Saturday, May 25, 2013

'Assad Has Chemicals that Can Eradicate Entire Towns'

Assad has enough sarin to "eradicate the whole of Damascus," says a former scientist for the Syrian chemical weapons program.


By Elad Benari, Canada -- Arutz Sheva 7
First Publish: 5/24/2013, 11:31 PM

President Bashar al-Assad
President Bashar al-Assad
AFP photo
 
President Bashar al-Assad’s regime has enough of the nerve agent sarin to "eradicate the whole of Damascus, Homs, Hama, and Aleppo," a former scientist for the Syrian chemical weapons program says.

Speaking to Al Jazeera on condition of anonymity after he fled Syria, the chemist said that the regime is not likely to unleash its chemical stockpiles unless it “no longer cares about the world knowing."
"If the regime is to fire a Scud-B with a chemical warhead filled with sarin, the missile would create a chemical cloud in the atmosphere that is 3km long and 500m wide, which could be fatal to all people under it," the chemist told Al Jazeera.
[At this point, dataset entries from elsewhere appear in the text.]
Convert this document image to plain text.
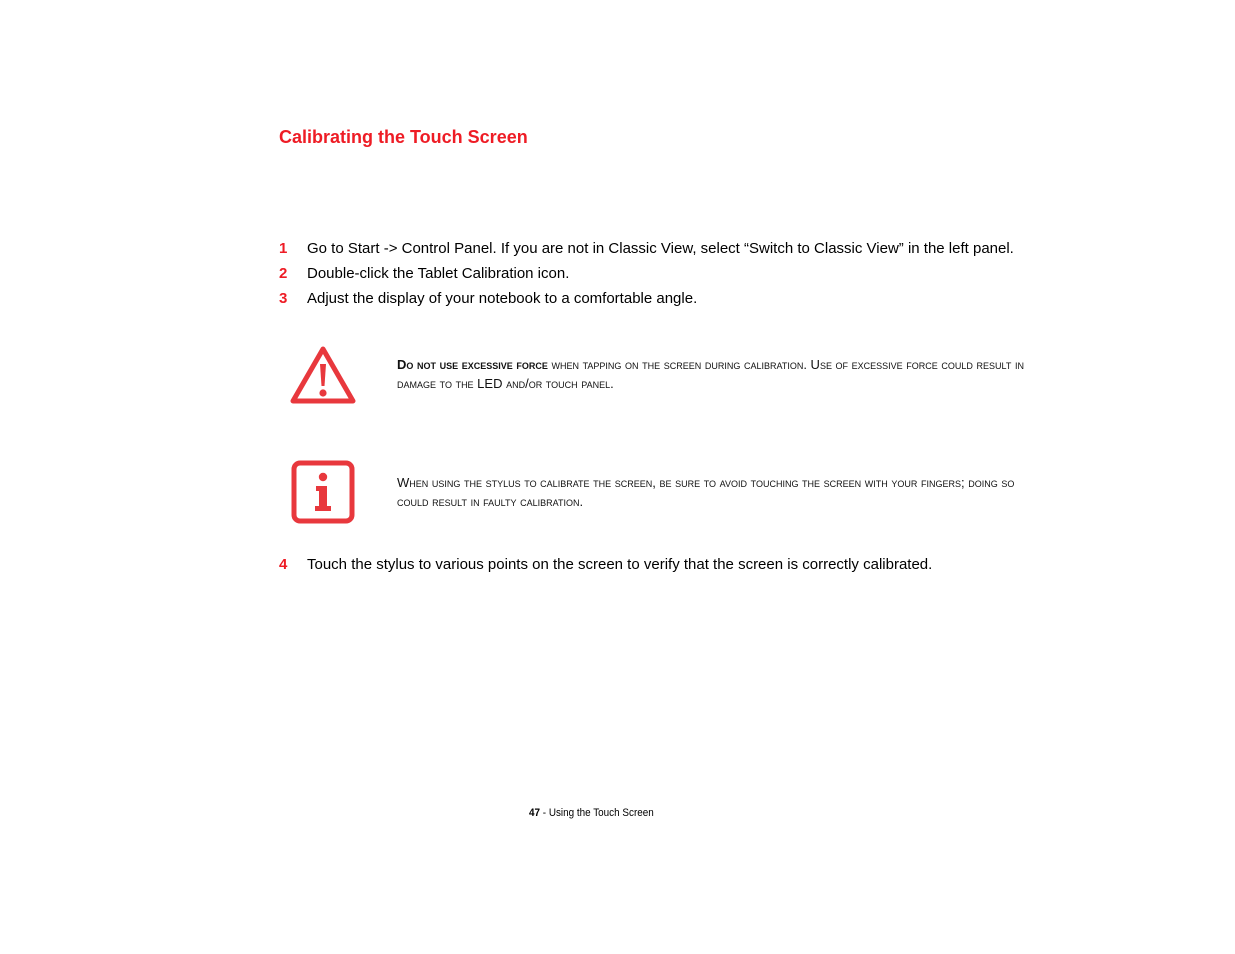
Calibrating the Touch Screen
1 Go to Start -> Control Panel. If you are not in Classic View, select “Switch to Classic View” in the left panel.
2 Double-click the Tablet Calibration icon.
3 Adjust the display of your notebook to a comfortable angle.
Do not use excessive force when tapping on the screen during calibration. Use of excessive force could result in damage to the LED and/or touch panel.
When using the stylus to calibrate the screen, be sure to avoid touching the screen with your fingers; doing so could result in faulty calibration.
4 Touch the stylus to various points on the screen to verify that the screen is correctly calibrated.
47 - Using the Touch Screen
He claimed that the regime has only used sarin nerve gas in small quantities to halt rebel advances in four towns in the suburbs of Damascus, in Aleppo’s Sheikh Maksoud district, in Idlib's Saraqeb town and in Homs' al-Khalidiyeh district.
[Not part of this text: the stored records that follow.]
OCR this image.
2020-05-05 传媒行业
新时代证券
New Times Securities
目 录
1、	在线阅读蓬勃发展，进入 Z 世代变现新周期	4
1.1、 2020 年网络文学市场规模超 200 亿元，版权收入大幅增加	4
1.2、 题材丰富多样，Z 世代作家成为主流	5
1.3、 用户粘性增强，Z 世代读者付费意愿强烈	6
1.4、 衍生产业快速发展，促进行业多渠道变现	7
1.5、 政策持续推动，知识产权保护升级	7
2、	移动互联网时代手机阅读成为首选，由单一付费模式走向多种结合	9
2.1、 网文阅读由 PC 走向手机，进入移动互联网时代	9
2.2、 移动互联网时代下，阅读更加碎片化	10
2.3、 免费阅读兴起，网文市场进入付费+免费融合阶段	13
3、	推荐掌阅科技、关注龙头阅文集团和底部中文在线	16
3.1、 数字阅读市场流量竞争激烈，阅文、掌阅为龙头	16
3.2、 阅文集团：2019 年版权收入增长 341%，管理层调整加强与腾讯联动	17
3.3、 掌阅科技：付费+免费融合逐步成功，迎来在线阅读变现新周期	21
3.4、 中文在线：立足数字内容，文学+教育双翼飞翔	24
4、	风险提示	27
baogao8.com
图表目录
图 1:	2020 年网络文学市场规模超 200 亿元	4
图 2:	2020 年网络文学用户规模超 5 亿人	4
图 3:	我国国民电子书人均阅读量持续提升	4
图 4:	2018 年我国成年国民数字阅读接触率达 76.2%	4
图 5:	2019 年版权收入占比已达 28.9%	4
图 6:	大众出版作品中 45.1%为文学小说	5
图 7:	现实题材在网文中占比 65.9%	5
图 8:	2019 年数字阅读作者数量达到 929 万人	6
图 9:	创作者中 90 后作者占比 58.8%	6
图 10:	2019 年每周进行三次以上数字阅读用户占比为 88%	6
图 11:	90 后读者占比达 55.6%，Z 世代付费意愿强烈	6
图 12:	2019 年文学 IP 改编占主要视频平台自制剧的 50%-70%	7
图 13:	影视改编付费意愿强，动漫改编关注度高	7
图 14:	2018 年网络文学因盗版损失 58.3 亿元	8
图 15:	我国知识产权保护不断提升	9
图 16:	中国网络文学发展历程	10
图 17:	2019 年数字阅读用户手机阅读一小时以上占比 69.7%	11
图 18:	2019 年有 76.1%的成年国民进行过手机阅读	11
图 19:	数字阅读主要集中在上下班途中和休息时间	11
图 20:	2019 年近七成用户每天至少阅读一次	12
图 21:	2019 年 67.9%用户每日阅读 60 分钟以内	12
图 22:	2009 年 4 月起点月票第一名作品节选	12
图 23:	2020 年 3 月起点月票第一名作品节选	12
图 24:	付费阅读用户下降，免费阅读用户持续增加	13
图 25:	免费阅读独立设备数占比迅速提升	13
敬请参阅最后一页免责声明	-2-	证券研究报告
"The intention was to incapacitate rebels and force them out of strategic areas, while keeping the deaths among their ranks limited," the chemist said, who added that he was speaking out "to dispel the myths on chemical weapons in Syria."

The Syrian government has managed to keep information about its chemical weapons largely beyond the reach of outsiders, and to keep its scientists under heavy surveillance, even keeping some under 24-hour guard.

The exiled chemist told Al Jazeera that Syria’s stockpile comprises 700 tons of sarin agent, at least 3,000 aerial bombs that could be filled with chemical agents and more than 100 chemical warheads for Scud missiles.

Consistent with other intelligence reports, the chemist said that Assad’s chemical weapons arsenal also contains mustard gas and what experts describe as the deadliest of all nerve agents, VX.
Some Western intelligence agencies believe that Syria also has access to tabun nerve agent, but the chemist said these reports are untrue.

The regime and rebels have accused each other of using chemical weapons on several occasions, and the issue has come to dominate recent debate about the two-year-long conflict.

The U.S. and Britain say they have "credible evidence" that chemical weapons have been used in Syria, and Turkey said its hospitals treated patients exposed to chemical attack.

The chemist said he fled the country before December 23, 2012, when the first claims emerged about the regime’s use of chemical weapons in the neighborhood of Khaldiyeh, in the city of Homs. The neighborhood is strategic because it divides Sunnis and largely pro-government Alawites.

A diluted mix of sarin and isopropyl alcohol was likely used in December 2012, according to the scientist, but he cast doubt on the claims of the regime and rebels that chemical weapons were used in Khan al-Assal in Aleppo on March 19.

"When medics report [a] very disgusting smell, the way they did in Khan al-Assal, it is obvious it’s not coming from chemical weapons," the chemist told Al Jazeera. "The fact that patients only suffered from suffocation and no other symptoms further confirms that it was not sarin."

The chemist said what was likely fired was military-grade tear gas, used as a substitute for chemical agents. The chemist explained that during the two-year conflict, the regime has experimented with mixing different gases - like sarin and tear gas - in order to create a mélange of symptoms that would make the cause hard to identify.

"When opposition activists report different kinds of symptoms resulting from the different gases, it becomes hard to believe them. Some opposition fighters report a burning sensation in the eyes, raising the question as to whether this was tear gas or nerve gas," the chemist told Al Jazeera.

The scientist said the regime had convinced him that the weapons he was working on were for self-defense against Israel.

"It was our dogma that we were creating the equivalent of Israel’s nuclear weapons," the chemist said. "Never were we told that the weapons could be used inside the country."